The drivers of emergence are multiple. Tropical regions are concentrating the highest poverty (more than 4 billion poor) in the world, and this population is quickly increasing. Two more billion poor are expected in 2020 with an accelerating urbanization and major changes in production systems and pressure on the environment (deforestation…). Poverty is associated with poor sanitary conditions and a weakness of veterinary public health in their ability to quickly detect and control diseases. The development of urban and peri-urban farming associated with urban migrations increases animal-human contact and the potential for the rapid spread of a zoonotic event. Animal movements and international trade of animals and products in a global world market represent a main driver of quick long distance spread. Climate and environmental changes also strongly influence the dynamics of pathogens.
However, tropical regions also have a real potential since more than 70% of world domestic animal populations are located there, and the global demand in animal products has a 3% annual growth, creating real opportunities for animal production. This is of particular importance since 70% of the poor rely strongly on animal production. But at the same time, any EID event has a devastating impact both at the macro-economic level and on the micro-economy of these populations.
EID have various impacts along the value chain from the producers, transporters, processors and retailers, on trade barriers, and on public health (zoonosis). Depending on the disease and the production system stricken, the proportion of each type of impact is different. Zoonotic pandemic threats such as SARS had a major systemic impact whereas public health finally accounted for only 2%. H5N1 also had a major systemic impact due to the fear of consumers about safety of poultry products even in countries or continents (Americas) not affected. For other groups of diseases such as Bluetongue in northern Europe or Rift Valley fever in the horn of Africa, ban of export was the major impact. In all cases, the economical cost proves to be important or even huge, but comprehensive economic studies are scarce and often case limited. However, detailed economical studies when available, demonstrate a clear positive benefit-cost ratio (BCR) of disease control. Even the world eradication of rinderpest which took almost 50 years for a cost evaluated of 610 million US$ shows a positive BCR even without taking into account the very significant impact on veterinary services organization. Controlling a disease after its emergence is nevertheless extremely costly and the ideal situation is to avoid its introduction or at least to have a quick and efficient detection and control system in place in the event of an outbreak. Comprehensive studies done by the Australian Biosecurity Centre on a set of major EID also demonstrated the high BCR for the animal industry, of investment in research and surveillance (understanding epidemiology and risk factors, surveillance, diagnostic…).

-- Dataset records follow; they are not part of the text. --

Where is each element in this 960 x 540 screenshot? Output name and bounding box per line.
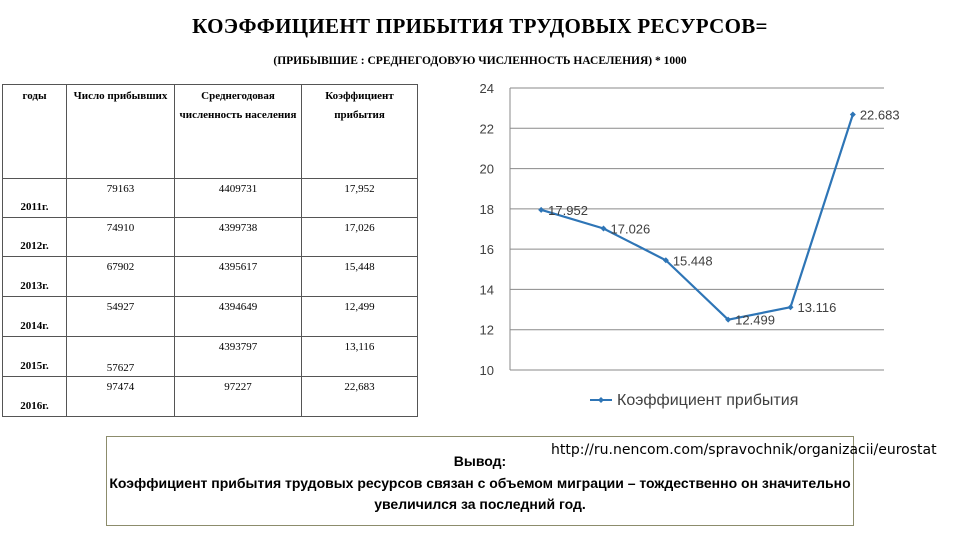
header-coefficient: Коэффициент прибытия (301, 84, 418, 179)
data-point (662, 257, 669, 264)
series-line (540, 114, 854, 321)
cell-arrived: 74910 (66, 217, 175, 257)
cell-arrived: 54927 (66, 296, 175, 337)
cell-coefficient: 17,026 (301, 217, 418, 257)
table-row: 2011г. 79163 4409731 17,952 (2, 178, 418, 218)
table-header-row: годы Число прибывших Среднегодовая числе… (2, 84, 418, 179)
conclusion-box: Вывод: Коэффициент прибытия трудовых рес… (106, 436, 854, 526)
y-tick-label: 20 (480, 162, 494, 177)
cell-year: 2013г. (2, 256, 67, 297)
y-tick-label: 12 (480, 323, 494, 338)
data-point (538, 206, 545, 213)
y-tick-label: 10 (480, 363, 494, 378)
y-tick-label: 16 (480, 242, 494, 257)
legend-label: Коэффициент прибытия (617, 392, 798, 409)
cell-coefficient: 12,499 (301, 296, 418, 337)
cell-population: 97227 (174, 376, 302, 417)
cell-population: 4409731 (174, 178, 302, 218)
cell-arrived: 79163 (66, 178, 175, 218)
header-population: Среднегодовая численность населения (174, 84, 302, 179)
table-row: 2012г. 74910 4399738 17,026 (2, 217, 418, 257)
cell-arrived: 57627 (66, 336, 175, 377)
data-label: 17.952 (548, 203, 588, 218)
cell-year: 2015г. (2, 336, 67, 377)
line-chart: 10 12 14 16 18 20 22 24 17.952 17.026 15.448 12.499… (480, 81, 900, 409)
cell-year: 2012г. (2, 217, 67, 257)
cell-coefficient: 17,952 (301, 178, 418, 218)
source-url[interactable]: http://ru.nencom.com/spravochnik/organiz… (551, 442, 937, 458)
cell-coefficient: 22,683 (301, 376, 418, 417)
data-label: 13.116 (798, 300, 837, 315)
cell-population: 4393797 (174, 336, 302, 377)
conclusion-heading: Вывод: (453, 453, 507, 469)
conclusion-text: Коэффициент прибытия трудовых ресурсов с… (109, 475, 851, 512)
cell-year: 2014г. (2, 296, 67, 337)
data-point (600, 225, 607, 232)
y-tick-label: 24 (480, 81, 494, 96)
cell-year: 2016г. (2, 376, 67, 417)
page-subtitle: (ПРИБЫВШИЕ : СРЕДНЕГОДОВУЮ ЧИСЛЕННОСТЬ Н… (273, 55, 687, 67)
header-arrived: Число прибывших (66, 84, 175, 179)
cell-coefficient: 13,116 (301, 336, 418, 377)
data-label: 17.026 (611, 221, 651, 236)
cell-coefficient: 15,448 (301, 256, 418, 297)
data-point (787, 304, 794, 311)
cell-arrived: 67902 (66, 256, 175, 297)
header-years: годы (2, 84, 67, 179)
y-tick-label: 14 (480, 282, 494, 297)
table-row: 2014г. 54927 4394649 12,499 (2, 296, 418, 337)
data-point (849, 111, 856, 118)
data-label: 12.499 (735, 313, 775, 328)
page-title: КОЭФФИЦИЕНТ ПРИБЫТИЯ ТРУДОВЫХ РЕСУРСОВ= (192, 14, 768, 38)
y-tick-label: 22 (480, 121, 494, 136)
data-label: 22.683 (860, 108, 900, 123)
table-row: 2015г. 57627 4393797 13,116 (2, 336, 418, 377)
cell-population: 4395617 (174, 256, 302, 297)
cell-arrived: 97474 (66, 376, 175, 417)
data-table: годы Число прибывших Среднегодовая числе… (2, 84, 418, 417)
data-label: 15.448 (673, 253, 713, 268)
table-row: 2016г. 97474 97227 22,683 (2, 376, 418, 417)
cell-population: 4394649 (174, 296, 302, 337)
y-tick-label: 18 (480, 202, 494, 217)
legend-marker (598, 397, 604, 403)
data-point (725, 316, 732, 323)
cell-population: 4399738 (174, 217, 302, 257)
cell-year: 2011г. (2, 178, 67, 218)
table-row: 2013г. 67902 4395617 15,448 (2, 256, 418, 297)
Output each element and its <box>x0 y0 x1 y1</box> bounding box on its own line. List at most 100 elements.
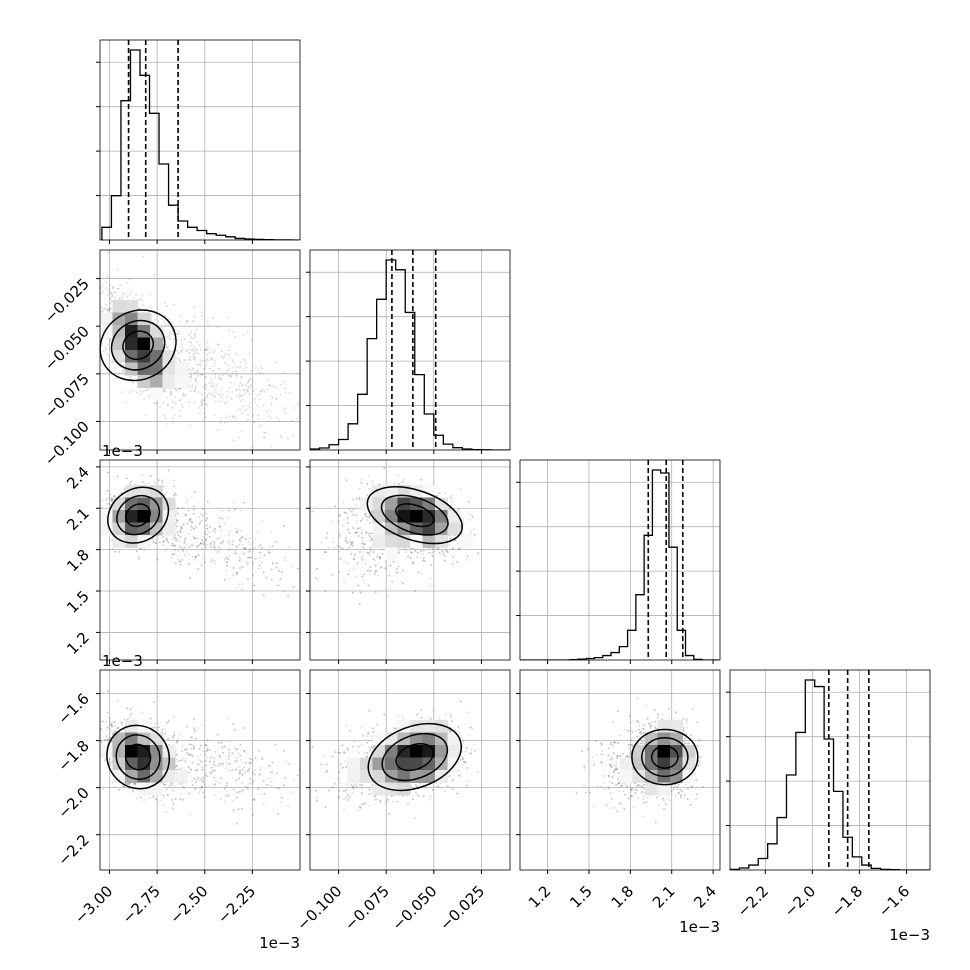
scatter-point <box>206 341 209 344</box>
scatter-point <box>246 562 249 565</box>
scatter-point <box>190 369 193 372</box>
scatter-point <box>174 492 177 495</box>
scatter-point <box>193 512 195 515</box>
scatter-point <box>193 321 195 323</box>
scatter-point <box>228 509 231 512</box>
scatter-point <box>203 541 206 543</box>
scatter-point <box>176 519 178 522</box>
scatter-point <box>212 351 215 353</box>
scatter-point <box>307 417 309 419</box>
ytick-label: −0.075 <box>41 370 93 422</box>
scatter-point <box>181 507 184 510</box>
scatter-point <box>194 555 197 558</box>
scatter-point <box>260 424 263 426</box>
scatter-point <box>238 559 241 562</box>
scatter-point <box>123 371 125 373</box>
scatter-point <box>225 556 228 559</box>
scatter-point <box>204 402 206 405</box>
scatter-point <box>162 540 165 543</box>
scatter-point <box>204 533 207 536</box>
scatter-point <box>195 348 197 351</box>
scatter-point <box>217 367 220 370</box>
scatter-point <box>225 401 228 404</box>
scatter-point <box>177 330 180 333</box>
scatter-point <box>186 320 189 323</box>
scatter-point <box>241 583 244 586</box>
scatter-point <box>215 549 217 552</box>
scatter-point <box>179 528 182 531</box>
scatter-point <box>277 458 279 460</box>
scatter-point <box>123 364 125 367</box>
scatter-point <box>173 494 176 496</box>
ytick-label: −0.050 <box>41 322 93 374</box>
scatter-point <box>188 518 191 521</box>
scatter-point <box>206 500 209 503</box>
scatter-point <box>263 431 266 434</box>
density-cell <box>137 375 151 388</box>
scatter-point <box>173 303 176 306</box>
density-cell <box>162 362 176 376</box>
scatter-point <box>106 490 109 492</box>
scatter-point <box>120 491 123 494</box>
scatter-point <box>231 540 234 543</box>
scatter-point <box>240 529 243 532</box>
scatter-point <box>237 528 240 531</box>
scatter-point <box>181 343 184 346</box>
scatter-point <box>244 392 246 395</box>
scatter-point <box>251 414 254 416</box>
scatter-point <box>205 538 207 541</box>
scatter-point <box>218 375 221 377</box>
scatter-point <box>191 555 194 558</box>
scatter-point <box>176 333 179 336</box>
scatter-point <box>165 548 168 551</box>
scatter-point <box>252 420 255 423</box>
scatter-point <box>184 546 186 549</box>
scatter-point <box>257 418 260 420</box>
scatter-point <box>216 429 219 432</box>
scatter-point <box>236 572 239 575</box>
scatter-point <box>176 531 179 534</box>
scatter-point <box>143 483 146 485</box>
scatter-point <box>241 430 243 433</box>
scatter-point <box>235 531 238 533</box>
scatter-point <box>216 343 219 346</box>
scatter-point <box>254 398 257 400</box>
scatter-point <box>169 393 171 396</box>
scatter-point <box>167 469 170 472</box>
scatter-point <box>191 383 194 386</box>
scatter-point <box>176 540 179 543</box>
scatter-point <box>212 370 215 372</box>
scatter-point <box>181 349 184 351</box>
scatter-point <box>239 567 241 569</box>
scatter-point <box>204 367 207 369</box>
scatter-point <box>193 337 195 340</box>
scatter-point <box>277 584 280 587</box>
scatter-point <box>162 544 165 547</box>
scatter-point <box>203 542 206 544</box>
scatter-point <box>328 454 330 456</box>
scatter-point <box>152 540 155 543</box>
scatter-point <box>254 557 257 560</box>
scatter-point <box>194 526 197 528</box>
scatter-point <box>303 394 305 396</box>
scatter-point <box>226 564 229 567</box>
scatter-point <box>106 343 109 346</box>
scatter-point <box>213 546 216 549</box>
scatter-point <box>213 541 216 544</box>
scatter-point <box>176 356 179 359</box>
scatter-point <box>215 384 218 387</box>
scatter-point <box>261 520 264 522</box>
scatter-point <box>225 569 228 572</box>
scatter-point <box>170 332 173 335</box>
scatter-point <box>139 390 142 392</box>
scatter-point <box>249 401 252 404</box>
scatter-point <box>151 307 154 310</box>
scatter-point <box>226 369 228 372</box>
scatter-point <box>243 547 246 549</box>
scatter-point <box>197 369 200 372</box>
scatter-point <box>253 421 256 424</box>
scatter-point <box>187 359 190 361</box>
scatter-point <box>235 388 238 391</box>
scatter-point <box>186 498 189 501</box>
scatter-point <box>184 513 187 516</box>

In conclusion, the increase of EID events these last 20 years induced major economic losses, strongly impacting the micro-economy of households in developing countries and representing a major factor aggravating poverty. This underlines the importance of major investments needed to develop efficient networks of animal and zoonotic disease surveillance and control, supported by the high BCR of such investments in veterinary public health.